Many mental illnesses such as bipolar disorder can run in families, which suggests a genetic link. Experts believe many mental illnesses are linked to abnormalities in several genes that predispose people to problems, but don't on their own directly cause them. So a person can inherit a susceptibility to a condition but may not go on to develop it.

Psychological risk factors that make a person more vulnerable include suffering, neglect, loss of a parent, or experiencing abuse.

Difficult life events can then trigger a mental illness in a person who is susceptible. These stressors include illness, divorce, death of a loved one, losing a job, substance abuse, social expectations and a dysfunctional family life.
When is someone thought to be mentally ill?

A mental illness can not be 'tested' by checking blood or body fluids. Instead it is diagnosed, usually by an experienced psychiatrist or clinical psychologist, after studying a patient's symptoms and monitoring them over a period of time.

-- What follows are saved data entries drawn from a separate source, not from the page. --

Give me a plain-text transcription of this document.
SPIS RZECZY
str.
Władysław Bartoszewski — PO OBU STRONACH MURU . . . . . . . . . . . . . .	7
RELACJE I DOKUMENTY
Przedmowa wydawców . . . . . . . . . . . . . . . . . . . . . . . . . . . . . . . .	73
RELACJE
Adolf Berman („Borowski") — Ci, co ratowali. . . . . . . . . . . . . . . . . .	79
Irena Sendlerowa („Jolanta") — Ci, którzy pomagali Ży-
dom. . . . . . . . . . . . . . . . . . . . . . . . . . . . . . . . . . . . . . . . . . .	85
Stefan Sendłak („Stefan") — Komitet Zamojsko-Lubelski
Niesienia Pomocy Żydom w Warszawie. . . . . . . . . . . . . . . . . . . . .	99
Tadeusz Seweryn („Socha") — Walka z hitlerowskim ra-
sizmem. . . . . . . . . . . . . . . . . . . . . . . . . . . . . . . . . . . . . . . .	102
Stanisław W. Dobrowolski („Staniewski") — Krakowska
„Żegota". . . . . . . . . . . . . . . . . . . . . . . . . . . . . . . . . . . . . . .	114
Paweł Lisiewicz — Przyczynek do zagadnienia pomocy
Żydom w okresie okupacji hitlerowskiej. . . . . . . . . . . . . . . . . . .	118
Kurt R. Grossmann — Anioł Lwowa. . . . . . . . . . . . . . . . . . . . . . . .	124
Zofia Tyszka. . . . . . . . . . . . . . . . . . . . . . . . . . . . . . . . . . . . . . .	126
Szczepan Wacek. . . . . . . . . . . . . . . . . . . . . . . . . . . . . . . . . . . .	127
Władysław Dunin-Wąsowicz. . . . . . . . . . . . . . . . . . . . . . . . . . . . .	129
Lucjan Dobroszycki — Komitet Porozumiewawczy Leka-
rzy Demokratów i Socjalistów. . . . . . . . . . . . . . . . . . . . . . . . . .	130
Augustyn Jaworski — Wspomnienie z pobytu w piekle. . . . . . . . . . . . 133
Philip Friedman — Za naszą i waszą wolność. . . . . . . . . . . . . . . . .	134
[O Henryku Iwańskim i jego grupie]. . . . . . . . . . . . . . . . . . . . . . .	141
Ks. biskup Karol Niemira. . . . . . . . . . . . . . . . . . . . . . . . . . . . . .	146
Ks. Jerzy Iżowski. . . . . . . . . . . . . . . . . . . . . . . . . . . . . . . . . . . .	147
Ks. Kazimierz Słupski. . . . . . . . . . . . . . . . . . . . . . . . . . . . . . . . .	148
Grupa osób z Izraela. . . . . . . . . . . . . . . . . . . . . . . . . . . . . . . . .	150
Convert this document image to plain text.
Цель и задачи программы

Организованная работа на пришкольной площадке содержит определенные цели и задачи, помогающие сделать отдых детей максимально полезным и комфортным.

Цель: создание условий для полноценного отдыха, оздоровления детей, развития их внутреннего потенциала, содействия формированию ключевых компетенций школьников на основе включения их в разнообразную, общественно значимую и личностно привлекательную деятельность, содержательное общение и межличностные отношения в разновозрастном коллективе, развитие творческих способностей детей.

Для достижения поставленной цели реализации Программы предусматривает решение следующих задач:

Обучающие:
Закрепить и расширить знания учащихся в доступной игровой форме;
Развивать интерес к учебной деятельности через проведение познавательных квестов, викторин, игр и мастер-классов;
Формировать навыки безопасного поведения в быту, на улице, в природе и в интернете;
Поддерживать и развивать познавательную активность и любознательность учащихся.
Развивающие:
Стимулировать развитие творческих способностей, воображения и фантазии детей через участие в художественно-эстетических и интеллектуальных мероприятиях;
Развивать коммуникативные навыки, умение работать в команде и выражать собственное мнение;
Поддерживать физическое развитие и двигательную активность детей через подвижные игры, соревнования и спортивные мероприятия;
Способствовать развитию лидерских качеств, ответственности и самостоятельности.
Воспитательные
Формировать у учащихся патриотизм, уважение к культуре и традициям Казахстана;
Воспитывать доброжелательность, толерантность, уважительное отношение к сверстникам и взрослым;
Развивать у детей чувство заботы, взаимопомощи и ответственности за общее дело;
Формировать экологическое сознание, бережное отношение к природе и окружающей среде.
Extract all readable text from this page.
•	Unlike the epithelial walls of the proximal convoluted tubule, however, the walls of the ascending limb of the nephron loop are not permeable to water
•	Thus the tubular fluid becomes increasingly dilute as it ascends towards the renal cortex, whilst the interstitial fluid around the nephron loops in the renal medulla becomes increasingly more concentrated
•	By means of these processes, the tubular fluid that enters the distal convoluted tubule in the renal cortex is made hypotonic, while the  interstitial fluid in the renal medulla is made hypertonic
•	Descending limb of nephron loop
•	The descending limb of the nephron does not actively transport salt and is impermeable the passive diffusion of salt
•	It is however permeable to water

How ICD-10 classifies bipolar affective disorder:

'A disorder characterized by two or more episodes in which the patient's mood and activity levels are significantly disturbed, this disturbance consisting on some occasions of an elevation of mood and increased energy and activity (hypomania or mania) and on others of a lowering of mood and decreased energy and activity (depression). '

Many different mental illnesses can have overlapping symptoms, so it can be difficult to tell the conditions apart.

To diagnose a mental health condition, psychiatrists in the UK may refer to the World Health Organisation's International Classification of Diseases (ICD) system. This lists known mental health problems and their symptoms under various sub-categories. It is updated around every 15 years.

Some experts argue that the current system relies too strongly on medical approaches for mental health problems. They say it implies the roots of emotional distress are simply in brain abnormalities and underplay the social and psychological causes of distress.

They argue that this leads to a reliance on anti-depressants and anti-psychotic drugs despite known significant side-effects and poor evidence of their effectiveness.